Zikir, insanı rabbine yaklaştırır. Kendisinin O’nun koruma ve gözetiminde olduğu duygusunu verir. İçinde gönül rahatlığı oluşur, üstüne sekinet ve huzur iner.
Mümin, zikre devam ettiği sürece Allah’a yakın ve O’nun himayesinde olduğunu hisseder. Bu durum müminin iç âleminde huzur ve mutluluk duymasına sebep olur. Allah’ın zikri, insanın gönlünde güven ve tatmin hissi uyandırır.

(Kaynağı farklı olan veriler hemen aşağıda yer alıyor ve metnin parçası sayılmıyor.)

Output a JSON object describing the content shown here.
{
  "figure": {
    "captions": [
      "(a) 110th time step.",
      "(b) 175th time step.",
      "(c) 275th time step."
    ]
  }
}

Hayatın sıkıntı, zahmet ve tehlikelerinin önünde acizlik duyulduğu zamanda, insanın hissettiği çaresizliğin ilacı olur. Unutmamalı ki; "Kalpler ancak Allah’ın zikri ile huzura kavuşur."
(Rad, 28)
Sevgili Peygamber Efendimiz (S.A.V) de kudsi hadislerinde;
"Ben kulumun her zaman yanındayım. Beni zikrederken de onunla beraberim. O beni gönlünden zikrederse, ben de onu nefsimde zikrederim. Beni bir cemaat içinde zikrederse; ben onu o cemaatten daha hayırlı bir cemaat içinde zikrederim. Bana bir karış yaklaşırsa, ben ona bir arşın yaklaşırım; bana bir arşın yaklaşırsa, ben ona bir kulaç yaklaşırım. O bana yürüyerek gelirse, ben ona koşarak gelirim.”
(Muslim 48/21). Bu hadis-i şerif bir manada yazımızın başlık kısmında zikrettiğimiz Bakara Suresi 152. ayet-i kerimesinin de tefsiri mahiyetindedir.
"Beni hatırlayın ki ben de sizi anayım.
Bana şükredin, bana nankörlük etmeyin"!